Von der Restschuldbefreiung ausgenommen sind solche Forderungen, die aufgrund einer vorsätzlichen unerlaubten Handlung gegen den Schuldner begründet worden sind. Ebenfalls ausgenommen sind Forderungen aus rückständigem Unterhalt, wenn der Schuldner pflichtwidrig seinen Unterhaltsverpflichtungen nicht nachgekommen ist und der Gläubiger die Forderung zur Tabelle angemeldet hat. Auch Steuerstraftäter können nicht im Wege der Restschuldbefreiung von Ihren Verbindlichkeiten befreit werden.

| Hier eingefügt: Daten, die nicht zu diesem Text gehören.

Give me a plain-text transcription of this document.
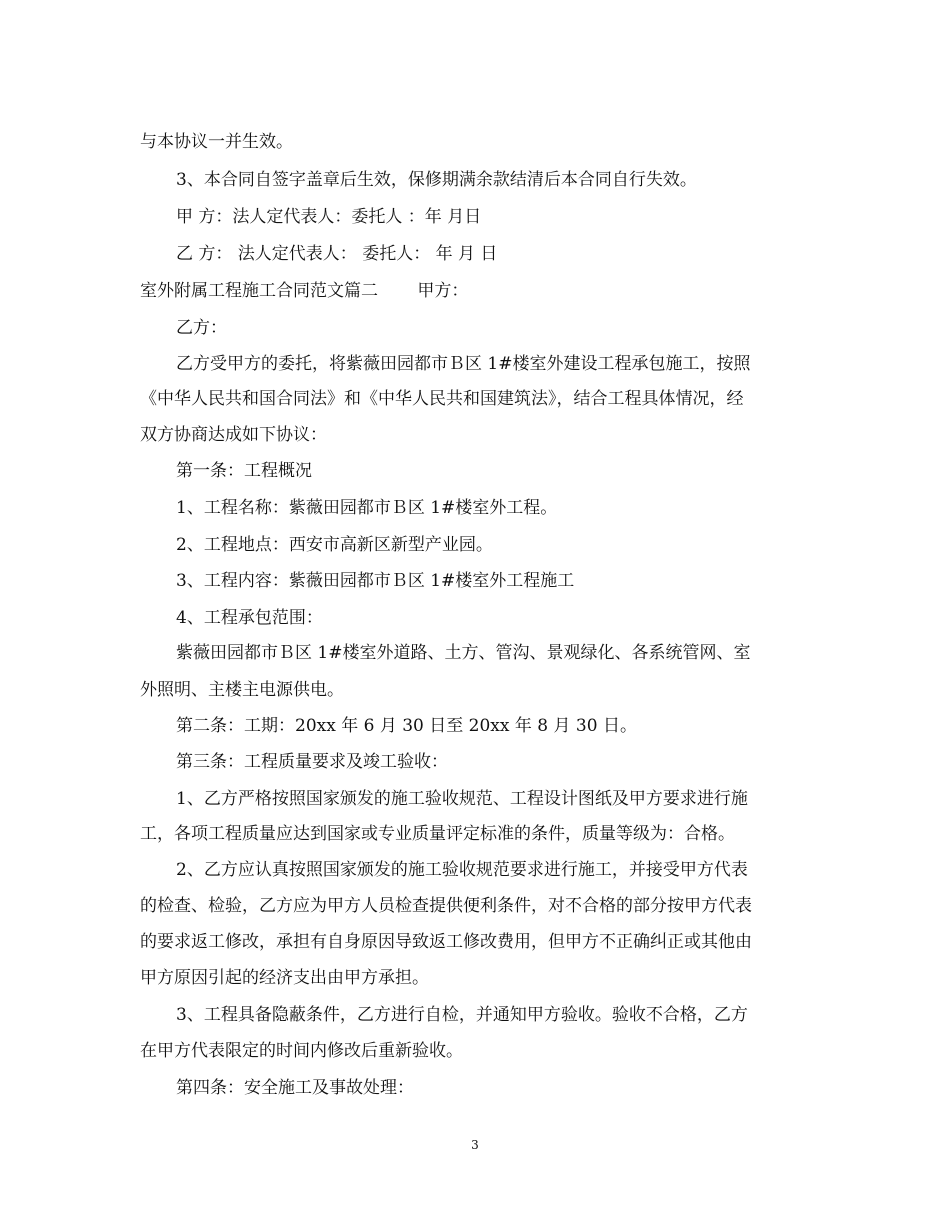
与本协议一并生效。
3、本合同自签字盖章后生效，保修期满余款结清后本合同自行失效。
甲 方：法人定代表人：委托人 ：年 月日
乙 方： 法人定代表人： 委托人： 年 月 日
室外附属工程施工合同范文篇二　　 甲方：
乙方：
乙方受甲方的委托，将紫薇田园都市Ｂ区 1#楼室外建设工程承包施工，按照
《中华人民共和国合同法》和《中华人民共和国建筑法》，结合工程具体情况，经
双方协商达成如下协议：
第一条：工程概况
1、工程名称：紫薇田园都市Ｂ区 1#楼室外工程。
2、工程地点：西安市高新区新型产业园。
3、工程内容：紫薇田园都市Ｂ区 1#楼室外工程施工
4、工程承包范围：
紫薇田园都市Ｂ区 1#楼室外道路、土方、管沟、景观绿化、各系统管网、室
外照明、主楼主电源供电。
第二条：工期：20xx 年 6 月 30 日至 20xx 年 8 月 30 日。
第三条：工程质量要求及竣工验收：
1、乙方严格按照国家颁发的施工验收规范、工程设计图纸及甲方要求进行施
工，各项工程质量应达到国家或专业质量评定标准的条件，质量等级为：合格。
2、乙方应认真按照国家颁发的施工验收规范要求进行施工，并接受甲方代表
的检查、检验，乙方应为甲方人员检查提供便利条件，对不合格的部分按甲方代表
的要求返工修改，承担有自身原因导致返工修改费用，但甲方不正确纠正或其他由
甲方原因引起的经济支出由甲方承担。
3、工程具备隐蔽条件，乙方进行自检，并通知甲方验收。验收不合格，乙方
在甲方代表限定的时间内修改后重新验收。
第四条：安全施工及事故处理：
3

Verstößt der Schuldner gegen seine Pflichten und Obliegenheiten, kann das Gericht bereits während der Dauer der Wohlverhaltensperiode die Restschuldbefreiung versagen. Konnte der Gläubiger bislang einen Versagungsantrag nur im Schlusstermin stellen, kann er jetzt während des gesamten Verfahrens einen schriftlichen Antrag auf Versagung der Restschuldbefreiung stellen. Ist dem Gläubiger der Versagungsgrund erst nachträglich bekannt geworden, kann er jetzt auch nach dem Schlusstermin innerhalb einer Frist von sechs Monaten ab Kenntnis der Gründe einen Versagungsantrag stellen. Die Versagung der Restschuldbefreiung wird im Schuldnerverzeichnis eingetragen.